Ein Ministeriumssprecher wollte die Entscheidung auf ddp-Anfrage nicht bestätigen. Er verwies auf die Vertraulichkeit der Angelegenheit. Nun drohen Patrick S. wegen der Beziehung zu seiner Schwester rund 17 Monate Gefängnis. Sein Verteidiger Endrik Wilhelm hatte sich damals optimistisch gezeigt über die Chancen des Gesuchs, dessentwegen die Staatsanwaltschaft Leipzig die Vollstreckung der Strafe Ende März ausgesetzt hatte.
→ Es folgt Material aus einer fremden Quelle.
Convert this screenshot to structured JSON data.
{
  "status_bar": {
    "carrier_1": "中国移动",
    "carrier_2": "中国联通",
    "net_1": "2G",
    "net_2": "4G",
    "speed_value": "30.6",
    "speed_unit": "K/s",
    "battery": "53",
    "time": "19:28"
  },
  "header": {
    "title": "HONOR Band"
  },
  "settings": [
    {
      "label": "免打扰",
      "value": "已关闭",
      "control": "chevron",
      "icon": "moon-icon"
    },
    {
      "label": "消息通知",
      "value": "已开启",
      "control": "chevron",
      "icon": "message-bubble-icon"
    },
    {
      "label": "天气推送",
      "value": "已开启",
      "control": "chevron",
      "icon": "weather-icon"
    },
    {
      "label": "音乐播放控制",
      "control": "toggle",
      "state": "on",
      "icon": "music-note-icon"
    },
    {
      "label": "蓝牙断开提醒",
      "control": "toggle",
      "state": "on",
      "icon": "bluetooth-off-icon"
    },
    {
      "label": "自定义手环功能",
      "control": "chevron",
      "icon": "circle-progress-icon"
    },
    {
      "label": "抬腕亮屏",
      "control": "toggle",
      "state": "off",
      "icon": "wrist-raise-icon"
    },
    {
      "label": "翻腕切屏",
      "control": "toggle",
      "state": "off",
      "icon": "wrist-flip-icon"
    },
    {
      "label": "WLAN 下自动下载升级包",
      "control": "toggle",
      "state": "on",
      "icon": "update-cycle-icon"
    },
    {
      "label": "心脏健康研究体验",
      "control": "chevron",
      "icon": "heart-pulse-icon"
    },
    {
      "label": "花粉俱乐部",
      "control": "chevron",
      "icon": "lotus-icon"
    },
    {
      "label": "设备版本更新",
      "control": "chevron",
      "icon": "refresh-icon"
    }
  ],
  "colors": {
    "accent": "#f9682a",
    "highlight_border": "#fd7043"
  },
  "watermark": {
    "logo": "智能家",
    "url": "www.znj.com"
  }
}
Die Mitte März ausgesprochene Bestätigung des Inzestverbotes durch das Bundesverfassungsgericht verstößt nach Ansicht des Anwalts gegen die Menschenrechte. Die Begründung des Verbotes als Instrument zum Schutz der «Gesundheit der Bevölkerung» habe einen eugenischen Ansatz. Er kündigte damals an, vor den Europäischen Gerichtshof für Menschenrechte zu ziehen.
Patrick S. hat mit seiner heute 23-jährigen Schwester vier Kinder gezeugt. Wegen Inzest hat er bereits zwei Jahre und zwei Monate in Haft gesessen.